On top of it comes India’s BJP government which finds yoga a readymade platform to deploy its Hindutva worldwide, trumpet it as India’s “Hindu” contribution to the world and proudly proclaim it as yet another ancient invention of Bharatvarsha. Lest anyone still has doubts or lays claim to this ancient practice, the Modi government in September 2014 pushed the United Nations to declare June 21 as International Yoga Day, and in the last few years has organised public yogasana performances to garner global attention.

Fact however is that yoga has been an old Indian export that is already well rooted in many parts of the world, especially the West, even before the BJP came anywhere near power.

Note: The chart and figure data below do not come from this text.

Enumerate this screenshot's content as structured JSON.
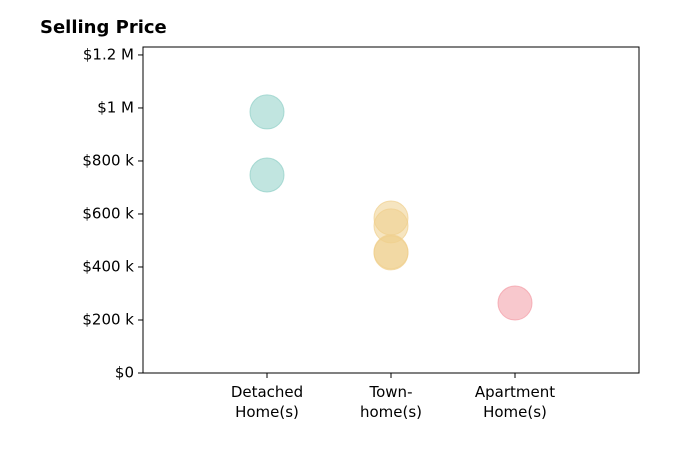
{
  "chart_data": {
    "type": "scatter",
    "title": "Selling Price",
    "xlim": [
      0,
      4
    ],
    "xticks": [
      {
        "value": 1,
        "label": "Detached\nHome(s)"
      },
      {
        "value": 2,
        "label": "Town-\nhome(s)"
      },
      {
        "value": 3,
        "label": "Apartment\nHome(s)"
      }
    ],
    "ylim": [
      0,
      1230000
    ],
    "yticks": [
      {
        "value": 0,
        "label": "$0"
      },
      {
        "value": 200000,
        "label": "$200 k"
      },
      {
        "value": 400000,
        "label": "$400 k"
      },
      {
        "value": 600000,
        "label": "$600 k"
      },
      {
        "value": 800000,
        "label": "$800 k"
      },
      {
        "value": 1000000,
        "label": "$1 M"
      },
      {
        "value": 1200000,
        "label": "$1.2 M"
      }
    ],
    "series": [
      {
        "color": "#8ecfc6",
        "x": [
          1,
          1
        ],
        "values": [
          985000,
          747000
        ]
      },
      {
        "color": "#efcf8c",
        "x": [
          2,
          2,
          2,
          2
        ],
        "values": [
          585000,
          555000,
          457000,
          453000
        ]
      },
      {
        "color": "#f39aa4",
        "x": [
          3
        ],
        "values": [
          264000
        ]
      }
    ]
  }
}
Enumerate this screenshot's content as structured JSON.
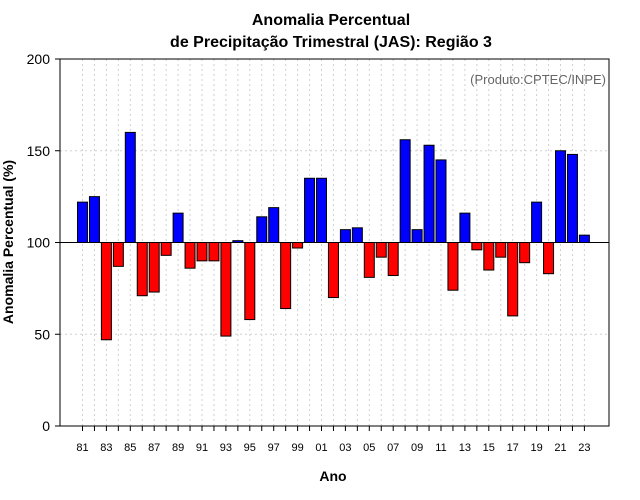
{
  "colors": {
    "above": "#0000ff",
    "below": "#ff0000",
    "grid": "#d0d0d0",
    "credit": "#666666"
  },
  "chart_data": {
    "type": "bar",
    "title_line1": "Anomalia Percentual",
    "title_line2": "de Precipitação Trimestral (JAS): Região 3",
    "xlabel": "Ano",
    "ylabel": "Anomalia Percentual (%)",
    "credit": "(Produto:CPTEC/INPE)",
    "ylim": [
      0,
      200
    ],
    "yticks": [
      0,
      50,
      100,
      150,
      200
    ],
    "baseline": 100,
    "grid": true,
    "categories": [
      "81",
      "82",
      "83",
      "84",
      "85",
      "86",
      "87",
      "88",
      "89",
      "90",
      "91",
      "92",
      "93",
      "94",
      "95",
      "96",
      "97",
      "98",
      "99",
      "00",
      "01",
      "02",
      "03",
      "04",
      "05",
      "06",
      "07",
      "08",
      "09",
      "10",
      "11",
      "12",
      "13",
      "14",
      "15",
      "16",
      "17",
      "18",
      "19",
      "20",
      "21",
      "22",
      "23"
    ],
    "tick_labels": [
      "81",
      "83",
      "85",
      "87",
      "89",
      "91",
      "93",
      "95",
      "97",
      "99",
      "01",
      "03",
      "05",
      "07",
      "09",
      "11",
      "13",
      "15",
      "17",
      "19",
      "21",
      "23"
    ],
    "values": [
      122,
      125,
      47,
      87,
      160,
      71,
      73,
      93,
      116,
      86,
      90,
      90,
      49,
      101,
      58,
      114,
      119,
      64,
      97,
      135,
      135,
      70,
      107,
      108,
      81,
      92,
      82,
      156,
      107,
      153,
      145,
      74,
      116,
      96,
      85,
      92,
      60,
      89,
      122,
      83,
      150,
      148,
      104
    ]
  }
}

So deeply entrenched that there are several versions ranging from pop yoga, alternative yoga to hot yoga to even a Church-friendly yoga. And, believe it or not, Islamic yoga.

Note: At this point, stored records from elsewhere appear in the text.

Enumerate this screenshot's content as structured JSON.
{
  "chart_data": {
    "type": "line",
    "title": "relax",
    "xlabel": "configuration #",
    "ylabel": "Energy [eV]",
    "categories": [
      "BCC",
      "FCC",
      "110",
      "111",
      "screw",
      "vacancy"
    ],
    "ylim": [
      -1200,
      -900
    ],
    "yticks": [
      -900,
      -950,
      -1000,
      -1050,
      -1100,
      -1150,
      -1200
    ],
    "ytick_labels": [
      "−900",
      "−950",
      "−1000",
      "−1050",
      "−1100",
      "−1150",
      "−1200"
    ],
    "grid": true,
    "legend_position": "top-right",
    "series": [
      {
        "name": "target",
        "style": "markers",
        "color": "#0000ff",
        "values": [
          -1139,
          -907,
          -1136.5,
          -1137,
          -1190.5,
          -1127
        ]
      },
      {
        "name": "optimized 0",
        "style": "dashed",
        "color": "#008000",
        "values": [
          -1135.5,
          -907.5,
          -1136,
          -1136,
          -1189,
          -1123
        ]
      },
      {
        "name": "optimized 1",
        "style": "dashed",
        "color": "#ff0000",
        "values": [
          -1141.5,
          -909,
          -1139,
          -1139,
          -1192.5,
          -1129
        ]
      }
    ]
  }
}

In pop yoga, the aasanas are performed to an appropriately modified beat of music. Hot yoga creates tropical heat as in India where one will have to literally sweat it out doing the exercises. Islamic yoga is linked to mental, physical and spiritual practices that are in accordance with Quranic teachings.

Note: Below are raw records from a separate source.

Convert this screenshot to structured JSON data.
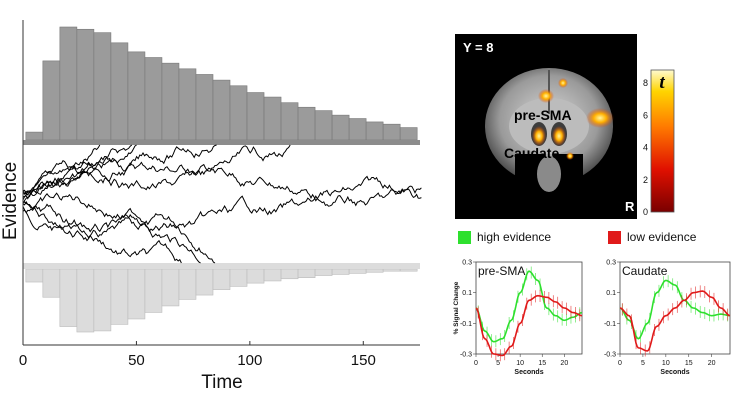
{
  "left_chart": {
    "ylabel": "Evidence",
    "xlabel": "Time",
    "xticks": [
      "0",
      "50",
      "100",
      "150"
    ],
    "colors": {
      "upper_hist": "#9b9b9b",
      "lower_hist": "#dcdcdc",
      "bound": "#8c8c8c",
      "paths": "#000000"
    }
  },
  "brain": {
    "slice_label": "Y = 8",
    "side_label": "R",
    "region1": "pre-SMA",
    "region2": "Caudate",
    "colorbar_label": "t",
    "colorbar_ticks": [
      "0",
      "2",
      "4",
      "6",
      "8"
    ]
  },
  "legend": {
    "high_label": "high evidence",
    "high_color": "#2ee02e",
    "low_label": "low evidence",
    "low_color": "#e01a1a"
  },
  "chart_data": [
    {
      "type": "bar",
      "title": "",
      "xlabel": "Time",
      "ylabel": "Evidence",
      "x": [
        5,
        12.5,
        20,
        27.5,
        35,
        42.5,
        50,
        57.5,
        65,
        72.5,
        80,
        87.5,
        95,
        102.5,
        110,
        117.5,
        125,
        132.5,
        140,
        147.5,
        155,
        162.5,
        170
      ],
      "series": [
        {
          "name": "",
          "values": [
            7,
            70,
            100,
            98,
            95,
            86,
            78,
            73,
            68,
            63,
            58,
            53,
            48,
            42,
            38,
            33,
            29,
            26,
            22,
            19,
            16,
            14,
            11
          ]
        },
        {
          "name": "",
          "values": [
            12,
            26,
            53,
            58,
            57,
            51,
            46,
            40,
            34,
            28,
            24,
            19,
            16,
            13,
            11,
            9,
            8,
            6,
            5,
            4,
            3,
            2,
            2
          ]
        }
      ],
      "xlim": [
        0,
        175
      ]
    },
    {
      "type": "line",
      "title": "pre-SMA",
      "xlabel": "Seconds",
      "ylabel": "% Signal Change",
      "x": [
        0,
        2,
        4,
        6,
        8,
        10,
        12,
        14,
        16,
        18,
        20,
        22,
        24
      ],
      "series": [
        {
          "name": "high evidence",
          "values": [
            0.0,
            -0.15,
            -0.22,
            -0.2,
            -0.08,
            0.1,
            0.24,
            0.18,
            0.0,
            -0.05,
            -0.08,
            -0.06,
            -0.03
          ]
        },
        {
          "name": "low evidence",
          "values": [
            0.0,
            -0.2,
            -0.3,
            -0.31,
            -0.25,
            -0.1,
            0.05,
            0.08,
            0.07,
            0.04,
            0.0,
            -0.03,
            -0.05
          ]
        }
      ],
      "xticks": [
        0,
        5,
        10,
        15,
        20
      ],
      "yticks": [
        0.3,
        0.1,
        -0.1,
        -0.3
      ],
      "ylim": [
        -0.3,
        0.3
      ]
    },
    {
      "type": "line",
      "title": "Caudate",
      "xlabel": "Seconds",
      "ylabel": "",
      "x": [
        0,
        2,
        4,
        6,
        8,
        10,
        12,
        14,
        16,
        18,
        20,
        22,
        24
      ],
      "series": [
        {
          "name": "high evidence",
          "values": [
            0.0,
            -0.08,
            -0.2,
            -0.1,
            0.1,
            0.18,
            0.15,
            0.05,
            0.0,
            -0.03,
            -0.05,
            -0.04,
            -0.05
          ]
        },
        {
          "name": "low evidence",
          "values": [
            0.0,
            -0.05,
            -0.26,
            -0.28,
            -0.12,
            -0.05,
            0.0,
            0.05,
            0.1,
            0.11,
            0.07,
            0.0,
            -0.05
          ]
        }
      ],
      "xticks": [
        0,
        5,
        10,
        15,
        20
      ],
      "yticks": [
        0.3,
        0.1,
        -0.1,
        -0.3
      ],
      "ylim": [
        -0.3,
        0.3
      ]
    }
  ]
}
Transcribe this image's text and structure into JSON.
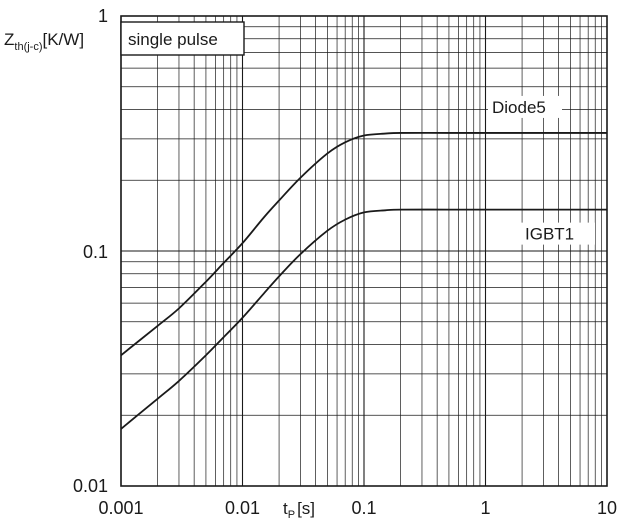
{
  "chart_data": {
    "type": "line",
    "title": "",
    "scale": {
      "x": "log",
      "y": "log"
    },
    "xlim": [
      0.001,
      10
    ],
    "ylim": [
      0.01,
      1
    ],
    "grid": true,
    "legend": "none",
    "xlabel": {
      "main": "t",
      "sub": "P",
      "unit": "[s]"
    },
    "ylabel": {
      "main": "Z",
      "sub": "th(j-c)",
      "unit": "[K/W]"
    },
    "annotation": "single pulse",
    "x_tick_labels": [
      {
        "value": 0.001,
        "label": "0.001"
      },
      {
        "value": 0.01,
        "label": "0.01"
      },
      {
        "value": 0.1,
        "label": "0.1"
      },
      {
        "value": 1,
        "label": "1"
      },
      {
        "value": 10,
        "label": "10"
      }
    ],
    "y_tick_labels": [
      {
        "value": 0.01,
        "label": "0.01"
      },
      {
        "value": 0.1,
        "label": "0.1"
      },
      {
        "value": 1,
        "label": "1"
      }
    ],
    "series": [
      {
        "name": "Diode5",
        "color": "#1a1a1a",
        "x": [
          0.001,
          0.002,
          0.003,
          0.005,
          0.007,
          0.01,
          0.015,
          0.02,
          0.03,
          0.05,
          0.07,
          0.1,
          0.15,
          0.2,
          0.5,
          1,
          2,
          5,
          10
        ],
        "y": [
          0.036,
          0.048,
          0.057,
          0.074,
          0.089,
          0.108,
          0.139,
          0.164,
          0.205,
          0.26,
          0.29,
          0.31,
          0.316,
          0.318,
          0.318,
          0.318,
          0.318,
          0.318,
          0.318
        ]
      },
      {
        "name": "IGBT1",
        "color": "#1a1a1a",
        "x": [
          0.001,
          0.002,
          0.003,
          0.005,
          0.007,
          0.01,
          0.015,
          0.02,
          0.03,
          0.05,
          0.07,
          0.1,
          0.15,
          0.2,
          0.5,
          1,
          2,
          5,
          10
        ],
        "y": [
          0.0175,
          0.0235,
          0.028,
          0.036,
          0.043,
          0.052,
          0.066,
          0.078,
          0.097,
          0.122,
          0.136,
          0.146,
          0.149,
          0.15,
          0.15,
          0.15,
          0.15,
          0.15,
          0.15
        ]
      }
    ]
  }
}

In most cases, yoga has been pared to its bare essentials – that of stretching exercises with breathing to match the movements. To make it look exotic, esoteric and even arcane, some foreign instructors typically throw in Hindu ingredients like chanting “Om”, greet one another with folded hands saying “Namaste” besides using mats that have ancient Hindu symbols printed like the “Swastika” or the “Chakras”

Now, there are hardcore religious folks everywhere. Christians and even the church in some instances, have darkly wondered whether yoga is an attempt to “Hinduise” Christianity, whether it is alright for a devout Jesus-follower to use the term Namaste. According to a practitioner Megan Holstein in Medium.com, Namaste is not just a greeting but means “the god in me bows to the god in you”. So her advice to devout Christians is – “no problem, do your aasanas, but don’t say Namaste”.

Remember, these are not fresh warnings but part of a subterranean discomfiture about yoga and its practice in the West for many years. The earliest documented history of yoga for the Westerner was in the 1800s when the aasanas were displayed to the white folks by “fakirs” who, in public street corner shows in colonial India, contorted their bodies in seemingly impossible ways hoping to get paid for their effort.

Much later, Hollywood took over and popularised a more glamorous form of yoga in the US, Britain and elsewhere — Elvis Presley’s “Come Easy Go Easy” among them in the 60’s. Right through the 20th century, yoga was a frontrunner in promoting and packaging Hindu practices among the secular-minded in the West who wouldn’t mind dipping their bodies into an ancient Eastern system to experience what it was like.

Ideally, most foreign practitioners of yoga would prefer to have just the baby without the bathwater. In other words, the aasanas without the religious baggage. It may sound simple, but the neo-practitioners have generally found it difficult to separate yoga’s association with the Hindu and Buddhist religions of the East. In the Ayotollah’s Iran, police in May this year arrested 30 people for engaging in yoga at a private residence in the city of Gorgan. A report quoting the public prosecutor called it an activity that involved women and men who wore “inappropriate clothing engaged in indecent activities”. A rights activist said the government was suspicious of yoga and rarely permitted it even as a sport. While this may be an extreme reaction to yoga, it illustrates how an outsider can respond to what Indians would like to believe is a benign feel-good wellness practice.

Even if non-Indians would like to de-Hinduise yoga and view it as purely a stretching-breathing exercise the increasing rightwing religious shift makes that difficult. The RSS-BJP network is going all out to prevent that possibility, making sure yoga will have an “in your face” Hindu stamp all over it. International Yoga Day being one of them. The more sensibly-inclined, however, should ideally opt to go ahead and practice it as any other form of exercise, notwithstanding the buzz about yoga’s antecedents and hoary associations.